Board Banter – #15
By Jesse Fernandez
As we’re approaching the one year anniversary of ”Irene”, one of the worst hurricanes to cross the Outer Banks in modern times, I’m reminded of the events leading up to that week in August 2011.
First, there was the anticipation of surf that never really materialized. Then there was storm preparation, shopping for water, non perishable foods, batteries and candles. Following that was the mad dash to the ABC store that was rumored to be closing early. Next on the list was boarding up the windows, gassing the cars and tying down anything in the yard that might blow away. Finally there was the anxiety of out-of-town family members worried about our decision to ride out what was beginning to look like a direct hit (which it was).

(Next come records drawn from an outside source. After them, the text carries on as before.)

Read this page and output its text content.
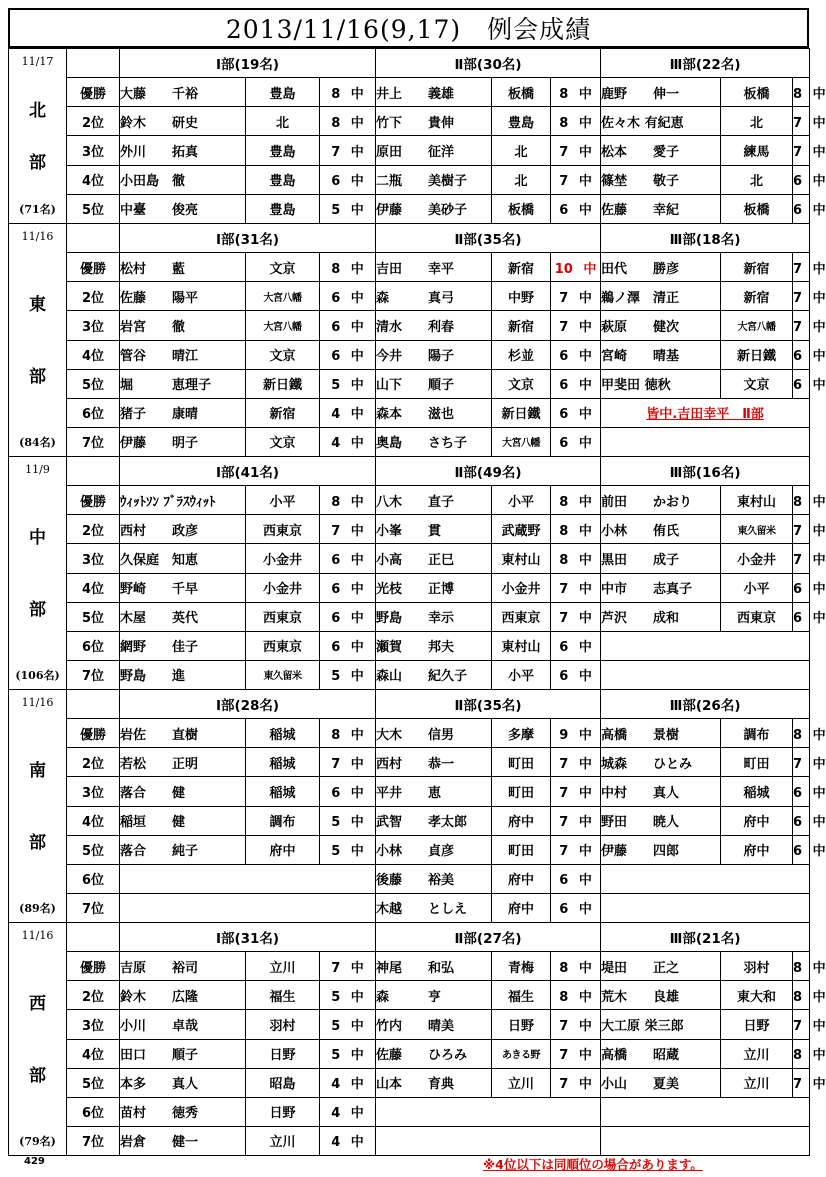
2013/11/16(9,17)　例会成績
11/17
北
部
(71名)		Ⅰ部(19名)			Ⅱ部(30名)			Ⅲ部(22名)		
	優勝	大藤　　千裕	豊島	8 中	井上　　義雄	板橋	8 中	鹿野　　伸一	板橋	8 中
	2位	鈴木　　研史	北	8 中	竹下　　貴伸	豊島	8 中	佐々木 有紀恵	北	7 中
	3位	外川　　拓真	豊島	7 中	原田　　征洋	北	7 中	松本　　愛子	練馬	7 中
	4位	小田島　徹	豊島	6 中	二瓶　　美樹子	北	7 中	篠埜　　敬子	北	6 中
	5位	中臺　　俊亮	豊島	5 中	伊藤　　美砂子	板橋	6 中	佐藤　　幸紀	板橋	6 中

11/16
東
部
(84名)		Ⅰ部(31名)			Ⅱ部(35名)			Ⅲ部(18名)		
	優勝	松村　　藍	文京	8 中	吉田　　幸平	新宿	10 中	田代　　勝彦	新宿	7 中
	2位	佐藤　　陽平	大宮八幡	6 中	森　　　真弓	中野	7 中	鵜ノ澤　清正	新宿	7 中
	3位	岩宮　　徹	大宮八幡	6 中	清水　　利春	新宿	7 中	萩原　　健次	大宮八幡	7 中
	4位	管谷　　晴江	文京	6 中	今井　　陽子	杉並	6 中	宮崎　　晴基	新日鐵	6 中
	5位	堀　　　恵理子	新日鐵	5 中	山下　　順子	文京	6 中	甲斐田 徳秋	文京	6 中
	6位	猪子　　康晴	新宿	4 中	森本　　滋也	新日鐵	6 中	皆中.吉田幸平　Ⅱ部		
	7位	伊藤　　明子	文京	4 中	奥島　　さち子	大宮八幡	6 中			

11/9
中
部
(106名)		Ⅰ部(41名)			Ⅱ部(49名)			Ⅲ部(16名)		
	優勝	ｳｨｯﾄｿﾝ ﾌﾞﾗｽｳｨｯﾄ	小平	8 中	八木　　直子	小平	8 中	前田　　かおり	東村山	8 中
	2位	西村　　政彦	西東京	7 中	小峯　　貫	武蔵野	8 中	小林　　侑氏	東久留米	7 中
	3位	久保庭　知恵	小金井	6 中	小高　　正巳	東村山	8 中	黒田　　成子	小金井	7 中
	4位	野崎　　千早	小金井	6 中	光枝　　正博	小金井	7 中	中市　　志真子	小平	6 中
	5位	木屋　　英代	西東京	6 中	野島　　幸示	西東京	7 中	芦沢　　成和	西東京	6 中
	6位	網野　　佳子	西東京	6 中	瀬賀　　邦夫	東村山	6 中			
	7位	野島　　進	東久留米	5 中	森山　　紀久子	小平	6 中			

11/16
南
部
(89名)		Ⅰ部(28名)			Ⅱ部(35名)			Ⅲ部(26名)		
	優勝	岩佐　　直樹	稲城	8 中	大木　　信男	多摩	9 中	高橋　　景樹	調布	8 中
	2位	若松　　正明	稲城	7 中	西村　　恭一	町田	7 中	城森　　ひとみ	町田	7 中
	3位	落合　　健	稲城	6 中	平井　　恵	町田	7 中	中村　　真人	稲城	6 中
	4位	稲垣　　健	調布	5 中	武智　　孝太郎	府中	7 中	野田　　暁人	府中	6 中
	5位	落合　　純子	府中	5 中	小林　　貞彦	町田	7 中	伊藤　　四郎	府中	6 中
	6位				後藤　　裕美	府中	6 中			
	7位				木越　　としえ	府中	6 中			

11/16
西
部
(79名)		Ⅰ部(31名)			Ⅱ部(27名)			Ⅲ部(21名)		
	優勝	吉原　　裕司	立川	7 中	神尾　　和弘	青梅	8 中	堤田　　正之	羽村	8 中
	2位	鈴木　　広隆	福生	5 中	森　　　亨	福生	8 中	荒木　　良雄	東大和	8 中
	3位	小川　　卓哉	羽村	5 中	竹内　　晴美	日野	7 中	大工原 栄三郎	日野	7 中
	4位	田口　　順子	日野	5 中	佐藤　　ひろみ	あきる野	7 中	高橋　　昭蔵	立川	8 中
	5位	本多　　真人	昭島	4 中	山本　　育典	立川	7 中	小山　　夏美	立川	7 中
	6位	苗村　　徳秀	日野	4 中						
	7位	岩倉　　健一	立川	4 中						
429	※4位以下は同順位の場合があります。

Irene walloped Dare County with high winds, heavy surf and a sound side tidal surge that caught a lot of people off guard.
The town of Manteo reported water as deep as eight feet in some areas, and there is still heaps of rebuilding being done in the areas of Rodanthe, Salvo and Waves.

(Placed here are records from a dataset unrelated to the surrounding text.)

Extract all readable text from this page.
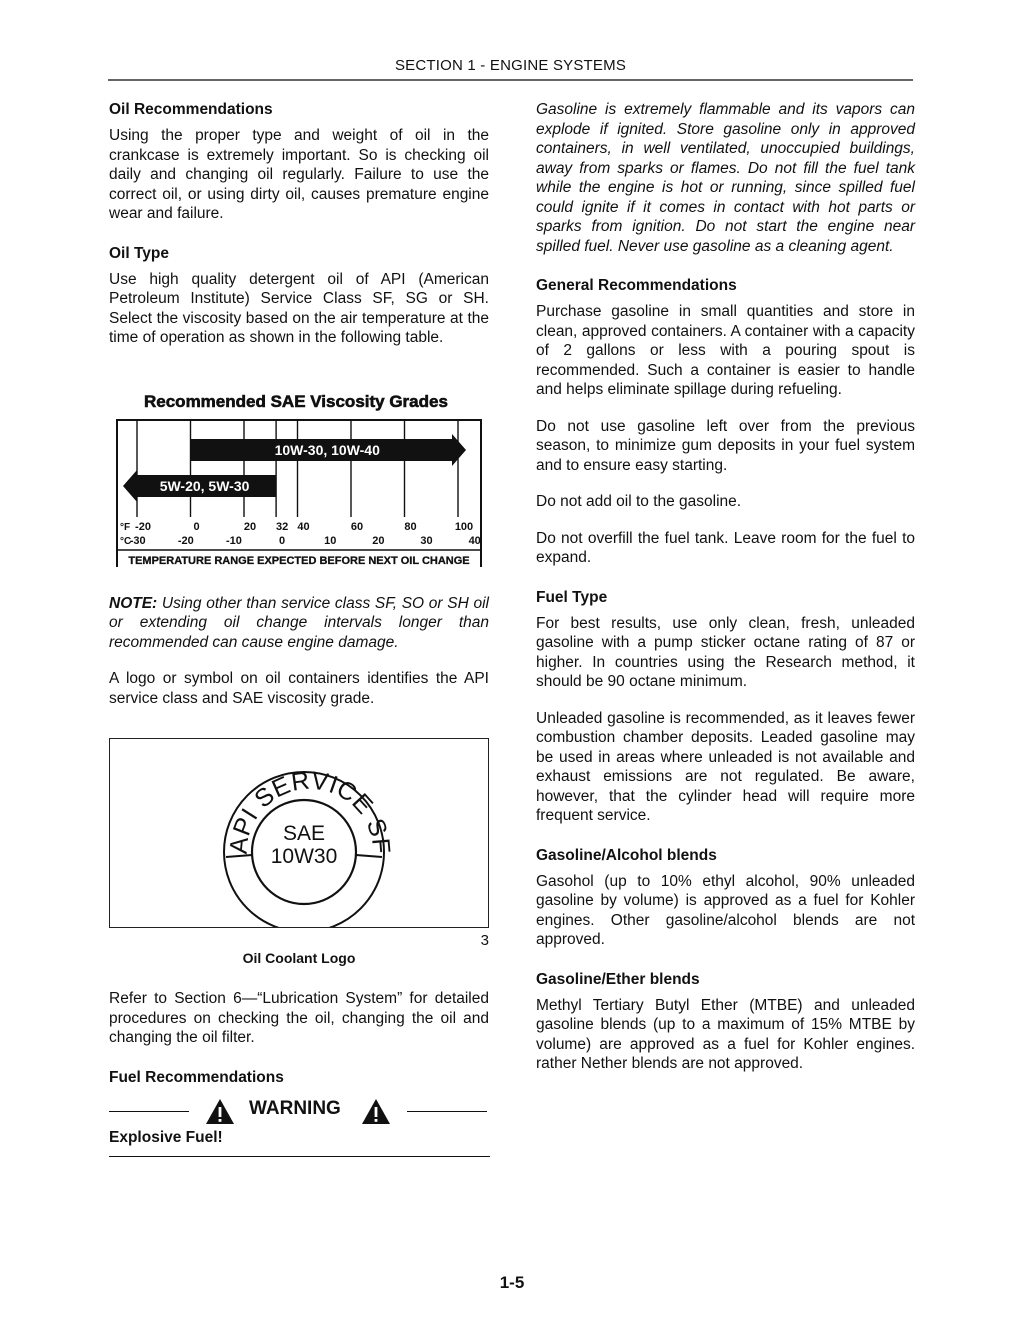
SECTION 1 - ENGINE SYSTEMS
Oil Recommendations

Using the proper type and weight of oil in the crankcase is extremely important. So is checking oil daily and changing oil regularly. Failure to use the correct oil, or using dirty oil, causes premature engine wear and failure.

Oil Type

Use high quality detergent oil of API (American Petroleum Institute) Service Class SF, SG or SH. Select the viscosity based on the air temperature at the time of operation as shown in the following table.

Recommended SAE Viscosity Grades
10W-30, 10W-40
5W-20, 5W-30
°F
°C
-20	0	20 32 40	60	80	100
-30	-20	-10	0	10	20	30	40
TEMPERATURE RANGE EXPECTED BEFORE NEXT OIL CHANGE

NOTE: Using other than service class SF, SO or SH oil or extending oil change intervals longer than recommended can cause engine damage.

A logo or symbol on oil containers identifies the API service class and SAE viscosity grade.

API SERVICE SF
SAE
10W30
3
Oil Coolant Logo

Refer to Section 6—“Lubrication System” for detailed procedures on checking the oil, changing the oil and changing the oil filter.

Fuel Recommendations
WARNING
Explosive Fuel!

Gasoline is extremely flammable and its vapors can explode if ignited. Store gasoline only in approved containers, in well ventilated, unoccupied buildings, away from sparks or flames. Do not fill the fuel tank while the engine is hot or running, since spilled fuel could ignite if it comes in contact with hot parts or sparks from ignition. Do not start the engine near spilled fuel. Never use gasoline as a cleaning agent.

General Recommendations

Purchase gasoline in small quantities and store in clean, approved containers. A container with a capacity of 2 gallons or less with a pouring spout is recommended. Such a container is easier to handle and helps eliminate spillage during refueling.

Do not use gasoline left over from the previous season, to minimize gum deposits in your fuel system and to ensure easy starting.

Do not add oil to the gasoline.

Do not overfill the fuel tank. Leave room for the fuel to expand.

Fuel Type

For best results, use only clean, fresh, unleaded gasoline with a pump sticker octane rating of 87 or higher. In countries using the Research method, it should be 90 octane minimum.

Unleaded gasoline is recommended, as it leaves fewer combustion chamber deposits. Leaded gasoline may be used in areas where unleaded is not available and exhaust emissions are not regulated. Be aware, however, that the cylinder head will require more frequent service.

Gasoline/Alcohol blends

Gasohol (up to 10% ethyl alcohol, 90% unleaded gasoline by volume) is approved as a fuel for Kohler engines. Other gasoline/alcohol blends are not approved.

Gasoline/Ether blends

Methyl Tertiary Butyl Ether (MTBE) and unleaded gasoline blends (up to a maximum of 15% MTBE by volume) are approved as a fuel for Kohler engines. rather Nether blends are not approved.

1-5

Outside of the structural damage that occurred on August 27th, was the coastal carnage that was caused by dune breaches at the s-turns and the Pea Island maintenance station, or as it is called, the ranger station, another five miles to the north. Bulldozing and sand bags were able to shore up the dunes at s-turns in just a few weeks but the maintenance station was another story. A few days of tidal changes through the new cut, and it was deemed too deep to fill. It was 51 days before a temporary bridge was completed to allow for normal traffic flow in and out of the towns south of the new inlet.
The Silver Lining
While clouds don’t always have a silver lining, this is where our story finds one.
Out of all the hardships that Irene’s winds and waves caused, has grown what almost seems like a new beach park. Although there are no paved parking lots, boardwalk dune crossovers or showers at the New Inlet, as it has come to be called, it has still become a magnet for beach lovers of all types.
In recent weekend trips, I’ve seen them all. There were people fishing the inlet and back towards the sound. I’ve seen kayakers paddling under and around the bridge, shell collectors wading in the shallows and families lined up under umbrellas watching the biggest attraction out there, which has been the action in the surf.
With the outflow of sand from the sound, the bars have settled into a very consistent break for a variety of skill levels. On the inside and into the inlet are perfect beginner waves of whitewater for the little ones on boogie and beater boards to work on their paddling and pop-up skills.
Further offshore to the outside break, there is enough hard-packed sand to keep even the established pros smiling on a 3-foot wave. With every swell that rolled through this summer, there have been a growing number of local and traveling surf families enjoying this new aquatic playground. As peak hurricane season approaches, I know there are a lot more surfers waiting to see how an overhead swell will react with the shallow sand.
How long this new inlet will last is anyone’s guess. Born of one storm, the next one could just as boldly fill it in. I read a piece a while back at the Duck Research Pier on the history of inlets around the Outer Banks. It stated that in the last two hundred years, fourteen inlets north of Cape Lookout had come and gone with only six remaining open at present.
I certainly hope number fifteen hangs in there for awhile.